AboutTed Nesbitt Expertise I am the bibliographic instruction and reference librarian at a public college. Some members of the English department recommend me to their students. I offer assistance in grammar, punctuation, sentence structure, and paragraph development. My master`s thesis concerns William Faulkner`s tragic novels. I formerly taught advanced placement English at two schools in the Philadelphia area.
Question A friend made a post on a message board saying that someone was "Stupider" than someone else... and reading it, I thought the proper way to express that would be to use "More stupid".
Apparently "Stupider" is a word according to dictionary.com, but is "more stupid" also correct?
Thanks for your time & help!
-Eric AiXeLsyD
eric@aixelsyd.com
Answer Eric:
Ther are many words in the dictionary that I would avoid. "Stupider" is one of them. Just pronouncing it is awkward.
You, however, are RIGHT on target. The preferred way of expressing this idea is "more stupid."
"The Heath Handbook" has a list of the preferred comparative and superlative forms of adjectives and adverbs.
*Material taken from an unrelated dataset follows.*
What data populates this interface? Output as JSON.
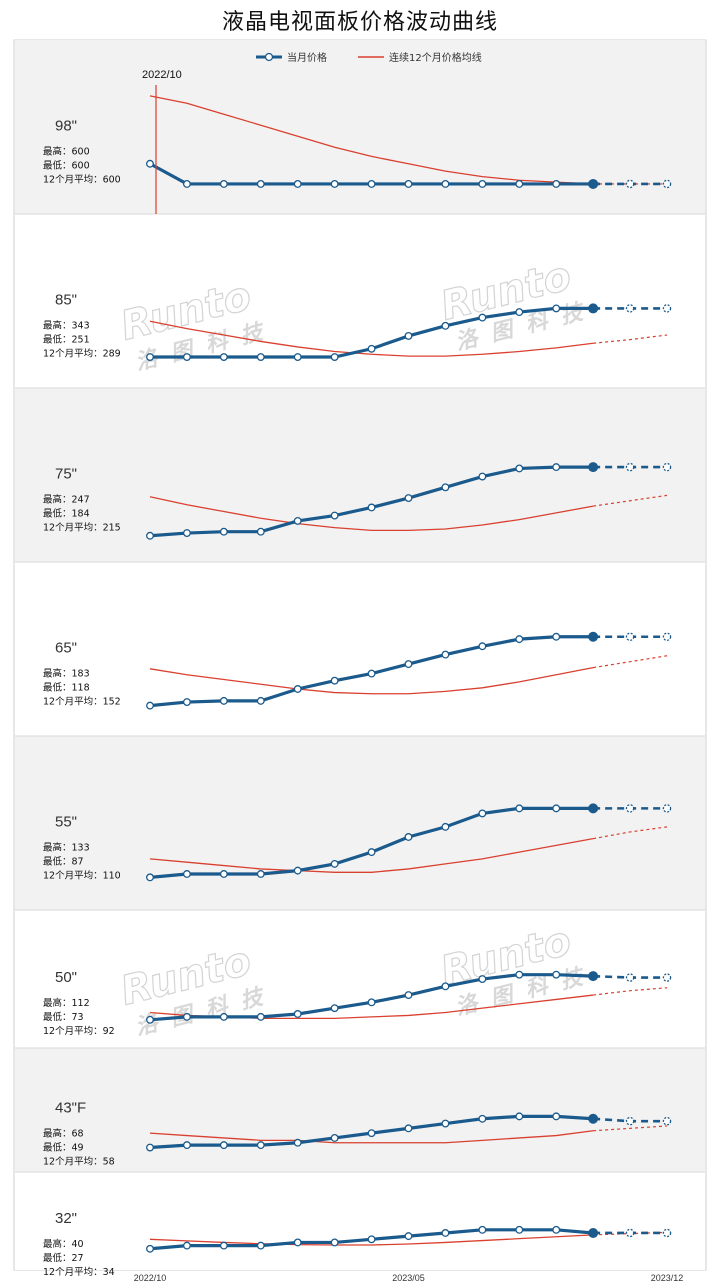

The handbook's rule of thumb is that, if a word is one syllable, use "er" and "est," as in "tall, taller, and tallest."
But . . . "Many adjectives of two syllables and all longer adjectives form the comparative and superlative by adding "more" and "most."
Examples: alert more alert most alert
ambitious more ambitious most ambitious
I suppose your friend would choose "alerter" and "alertest," but he would be in a "peculiar" minority.
Have him try to pronounce "ambitiouser" and "ambitiousest."